The bombing of the association, also known as AMIA, claimed 86 lives and left more than 300 wounded.

Argentine President Carlos Menen signed a decree last week ordering that the money be paid to AMIA in 12 monthly installments, starting in January 1997.

According to the decree, $11 million is being given “toward the reconstruction of the AMIA building” and $1 million “for the creation of a museum of the Holocaust.”

Last year, the Argentine government donated a building in downtown Buenos Aires for the creation of a Holocaust museum.

The Jewish community here is still reeling from the bombing, which decimated the central Jewish community building.

Jewish officials here and abroad have been critical of the Argentine government’s inability to solve the case. Several suspects have been arrested and later released for lack of evidence.

Argentina has also come under criticism for a similar inability to find those responsible for the 1992 bombing of the Israeli Embassy here. That blast left 29 dead and some 100 wounded.

While some in the community here want to turn down the government’s offer, others are being more cautious, saying that an outright rejection of the payment would be insulting to the government.

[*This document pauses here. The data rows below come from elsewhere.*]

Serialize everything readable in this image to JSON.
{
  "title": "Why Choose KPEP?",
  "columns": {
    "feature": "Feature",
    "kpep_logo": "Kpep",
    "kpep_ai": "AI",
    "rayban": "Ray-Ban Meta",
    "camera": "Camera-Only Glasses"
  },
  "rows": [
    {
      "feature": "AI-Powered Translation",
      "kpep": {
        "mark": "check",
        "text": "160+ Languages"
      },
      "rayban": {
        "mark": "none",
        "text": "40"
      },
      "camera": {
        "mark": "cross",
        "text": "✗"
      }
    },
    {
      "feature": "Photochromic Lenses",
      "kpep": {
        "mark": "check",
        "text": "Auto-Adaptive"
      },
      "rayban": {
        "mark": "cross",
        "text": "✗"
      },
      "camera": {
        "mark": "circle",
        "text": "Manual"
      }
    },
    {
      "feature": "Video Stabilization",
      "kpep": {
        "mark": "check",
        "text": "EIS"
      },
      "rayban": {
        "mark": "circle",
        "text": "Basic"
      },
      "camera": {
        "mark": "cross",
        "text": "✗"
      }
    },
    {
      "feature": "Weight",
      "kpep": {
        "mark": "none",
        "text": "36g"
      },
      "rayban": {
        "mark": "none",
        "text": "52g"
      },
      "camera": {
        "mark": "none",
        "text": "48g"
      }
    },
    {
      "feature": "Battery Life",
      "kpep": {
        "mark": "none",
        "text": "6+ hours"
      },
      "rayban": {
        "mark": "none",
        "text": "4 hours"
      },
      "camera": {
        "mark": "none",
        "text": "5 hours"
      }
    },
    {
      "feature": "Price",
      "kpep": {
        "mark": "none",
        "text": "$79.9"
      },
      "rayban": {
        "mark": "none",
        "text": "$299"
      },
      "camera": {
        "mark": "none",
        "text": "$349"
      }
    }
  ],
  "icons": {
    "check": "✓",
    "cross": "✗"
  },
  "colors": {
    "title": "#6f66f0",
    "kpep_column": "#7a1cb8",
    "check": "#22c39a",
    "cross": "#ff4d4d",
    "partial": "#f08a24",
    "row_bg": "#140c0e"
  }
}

Some in this camp have proposed that the community take the money and donate it to a non-Jewish hospital or charity.

A third group said Argentine Jews should take the money and use it to upgrade security in community sites and schools.

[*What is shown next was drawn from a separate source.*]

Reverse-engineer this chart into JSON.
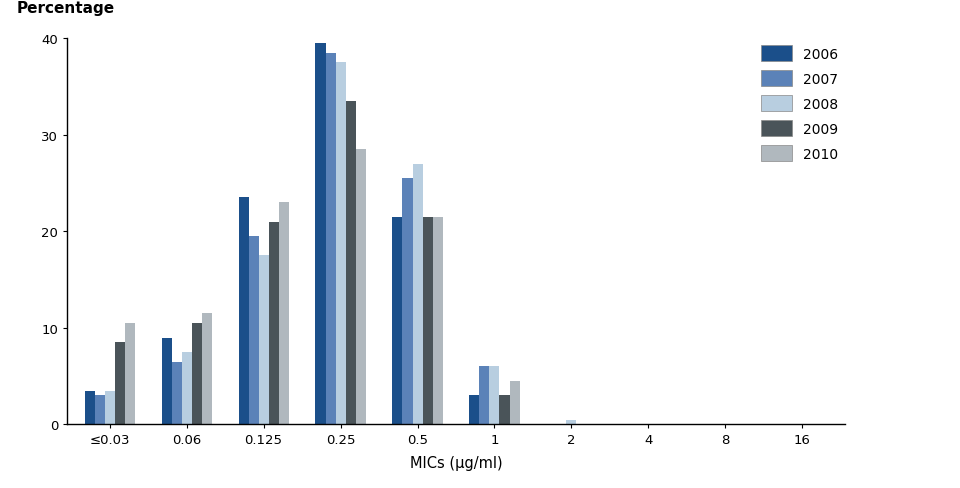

“Many Jews accepted money from the German government as reparations for Nazi persecution,” said an official. “Why not us? We could help those wounded in the attack that need special medical care and help the families of the victims.”

The official pointed out that insurance for Jewish community building is at a premium as a consequence of the bombing.

“That is a material consequence of the bombing that money could repair,” the official said.

Although the decree said the money should be used for the reconstruction of the AMIA building, community sources said the new, $55.5 million building is almost all paid for.

The old building was reportedly insured for $3 million and AMIA was able to raise a further $1.6 million.

The Argentine government began looking into the idea of paying reparations to the Jewish community more than a year ago. The initiative reportedly came from Interior Minister Carlos Vladimiro Corach.

Government sources said negotiations with Jewish community officials “stalled” because the officials “would not say conclusively if they would take the money or not.”

The government decided last week to make the offer public.